There is no evidence as the International Union for Conservation of Nature (IUCN) and the Wildlife Conservation Society (WCS) have told me, that Boko Haram, Nigeria’s militant Islamist group, has any role in ivory poaching. They do not poach or trade in ivory.

Gabon’s elephants are killed in large numbers by local, poor poachers who do it to survive. They are commissioned by criminal syndicates (also involved in the illegal bushmeat trade) who smuggle the ivory out via Cameroon or through to Dar es Salaam in Tanzania or Mombasa in Kenya.

There is a major Chinese role though. Poaching and bushmeat hunting has worsened as Chinese-run or funded construction projects have carved roads into rainforests near parks.

Gabon, despite huge oil wealth, puts little cash into poverty alleviation or anti-poaching, which is one reason poaching has continued. Read my book, Ivory: Power and Poaching in Africa and Poaching. Wildlife Trafficking and Security in Africa: Myths and Realities, a joint publication from the independent think tank Royal United Services Institute (RUSI) and King’s College London’s Marjan Centre for the Study of War and the Non-Human Sphere, to get the full story, not the convenient fiction that suits corrupt governments and NGOs hungry for any publicity.

The British army has a small training team in Gabon, trying to teach the understaffed and underpaid rangers how to combat organised poaching, and no doubt it serves both the Gabonese and British governments well to present the role as one of protecting elephants and fighting terror.

But Gabon is distant from northern Nigeria and no reputable international wildlife organisations or ivory trade researchers have found any link between Boko Haram and the ivory trade.

Like the fictitious ‘Al Shabaab funding itself from ivory’ story, which was disproved by the authors of the RUSI and King’s publication, it is convenient for African and some Western governments to promote this joining of two evils, but the real problems of poverty, corruption and greed are driving poaching, not insurgency.

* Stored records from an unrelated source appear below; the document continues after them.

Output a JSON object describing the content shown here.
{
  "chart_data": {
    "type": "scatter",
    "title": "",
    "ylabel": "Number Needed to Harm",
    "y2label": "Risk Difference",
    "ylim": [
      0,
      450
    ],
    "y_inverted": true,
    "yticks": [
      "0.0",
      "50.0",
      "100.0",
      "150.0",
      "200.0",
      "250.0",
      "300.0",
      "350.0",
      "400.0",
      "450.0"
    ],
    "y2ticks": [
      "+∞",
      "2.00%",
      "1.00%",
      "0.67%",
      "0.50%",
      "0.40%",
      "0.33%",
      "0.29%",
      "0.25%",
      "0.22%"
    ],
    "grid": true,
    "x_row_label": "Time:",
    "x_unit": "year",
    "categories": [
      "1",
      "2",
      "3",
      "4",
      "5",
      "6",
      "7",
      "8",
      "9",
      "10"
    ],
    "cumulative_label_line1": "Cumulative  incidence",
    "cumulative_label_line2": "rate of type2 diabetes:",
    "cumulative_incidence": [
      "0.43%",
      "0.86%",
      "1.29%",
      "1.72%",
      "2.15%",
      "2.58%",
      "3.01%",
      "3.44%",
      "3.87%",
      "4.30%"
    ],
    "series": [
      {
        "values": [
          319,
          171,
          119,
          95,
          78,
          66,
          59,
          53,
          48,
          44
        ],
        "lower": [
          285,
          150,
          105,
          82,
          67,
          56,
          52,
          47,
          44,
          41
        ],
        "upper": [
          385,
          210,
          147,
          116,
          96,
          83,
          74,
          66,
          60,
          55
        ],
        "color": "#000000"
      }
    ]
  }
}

Professor Keith Somerville is a senior research fellow at the Institute of Commonwealth Studies at the School of Advanced Study, University of London. He is also research associate at the Marjan Centre for the Study of War and the Non-Human Sphere at King’s College, London and a member of the Durrell Institute of Conservation and Ecology at the University of Kent. His latest publications are Ivory: Power and Poaching in Africa and Africa’s Long Road Since Independence: The Many Histories of a Continent.